Here's an example of original macros:
u8 ailist_0009[] = {
set_action(MA_NORMAL, FALSE)
set_returnlist(CHR_SELF, GAILIST_IDLE_0009)
stop_chr
label(0x0c)
yield
goto_first(0x0c)
endlist
};
And here's the ASM of the same ailist that it now produces during the build process (prior to assembler reordering):
glabel ailist_0009
li $a0, 0x01
li $a1, 0
jal aiSetAction
li $a0, 0xfd
li $a1, 0x0009
jal aiSetReturnList
jal aiStop
.L0009_0c_00:
jal aiYield
b .L0009_0c_00
The retail game loads room graphics data on the fly, based on rooms near the player and the direction they're looking. These rooms are then unloaded when not needed. When loading a room, the game uses a blocking DMA call which results in a lag frame (or a few if loading several rooms). There's extra processing associated with this as well, such as unzipping the graphics data and scanning the display lists.
For all stages except the Area 51 stages, PDHP loads all rooms during stage load and bypasses the "what rooms should I load" code. This gives a much more consistent frame rate. For the Area 51 stages, there is not enough memory to load all rooms at the same time (it would require around 1.5MB) so the original "load on the fly" method is used for those stages.
In the retail game, when you change weapons it has to load the model and textures for the gun, hands and ammo casing. Each load is done using a blocking DMA call. They are split over several frames, so changing weapons results in a few laggy frames.
PDHP preloads all this data for the stage's natural weapons so they don't have to be loaded on the fly. Weapons that are given via cheats are not preloaded and will be loaded on the fly as usual. This means changing weapons is relatively quick and doesn't create any lag.
Some stages have a bytecode script that overrides room visibility based on which rooms the player is in. The bytecode is interpreted by the C engine on every frame.
PDHP removes the scripting entirely and implements the custom visibility logic directly in C.
Each character maintains a timer which can be used for AI purposes. The timer is stored as an integer, where each unit is one 60th of a second. When AI scripting wants to set or check the timer, it specifies an integer value in 60ths of a second as well.
In the retail game, the function for getting the character's timer and the function for comparing it both convert the times into seconds as floats before comparing the two floats.
PDHP removes the float conversion and compares them as integers.
Pad data is zipped on the ROM, but then within the zipped data each pad can have a different size depending on which fields are customised. For example, the "up" coordinates can be omitted in the ROM data if the pad is upright, and a bitflag is set in the pad's flags to specify this.

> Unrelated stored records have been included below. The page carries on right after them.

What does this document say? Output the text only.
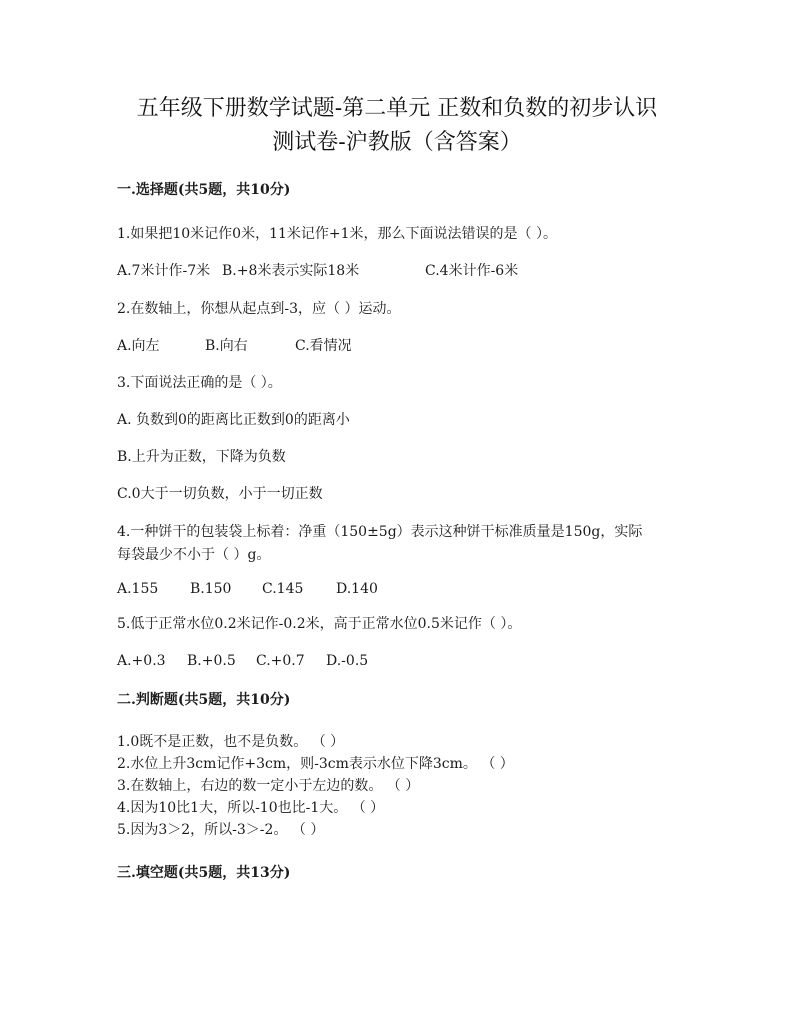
五年级下册数学试题-第二单元 正数和负数的初步认识
测试卷-沪教版（含答案）
一.选择题(共5题，共10分)
1.如果把10米记作0米，11米记作+1米，那么下面说法错误的是（ ）。
A.7米计作-7米 B.+8米表示实际18米	C.4米计作-6米
2.在数轴上，你想从起点到-3，应（ ）运动。
A.向左	B.向右	C.看情况
3.下面说法正确的是（ ）。
A. 负数到0的距离比正数到0的距离小
B.上升为正数，下降为负数
C.0大于一切负数，小于一切正数
4.一种饼干的包装袋上标着：净重（150±5g）表示这种饼干标准质量是150g，实际
每袋最少不小于（ ）g。
A.155 B.150 C.145 D.140
5.低于正常水位0.2米记作-0.2米，高于正常水位0.5米记作（ ）。
A.+0.3 B.+0.5 C.+0.7 D.-0.5
二.判断题(共5题，共10分)
1.0既不是正数，也不是负数。 （ ）
2.水位上升3cm记作+3cm，则-3cm表示水位下降3cm。 （ ）
3.在数轴上，右边的数一定小于左边的数。 （ ）
4.因为10比1大，所以-10也比-1大。 （ ）
5.因为3＞2，所以-3＞-2。 （ ）
三.填空题(共5题，共13分)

This pad data is unzipped and loaded into memory in the same format as used on the ROM.
When reading a pad's data, the game calls a function called padUnpack
and passes it a pointer to a temporary pad struct. padUnpack
reads the compact data, calculates any omitted properties and writes it back to the pad pointer that was passed to it. These are not preserved between frames, so this unpacking has to happen every time any pad is read.
PDHP puts the full pad data on the ROM, removes padUnpack
and makes the callers point directly to the pad data. They no longer need to unpack or convert anything.
The retail game uses a PLAYERCOUNT()
macro which expands to:
((g_Vars.players[0] ? 1 : 0) + (g_Vars.players[1] ? 1 : 0) + (g_Vars.players[2] ? 1 : 0) + (g_Vars.players[3] ? 1 : 0))
This creates a great deal of memory reads, branching and register usage, especially when used in loop conditions. By creating a playercount
property in the g_Vars
struct, the excessive checking is reduced.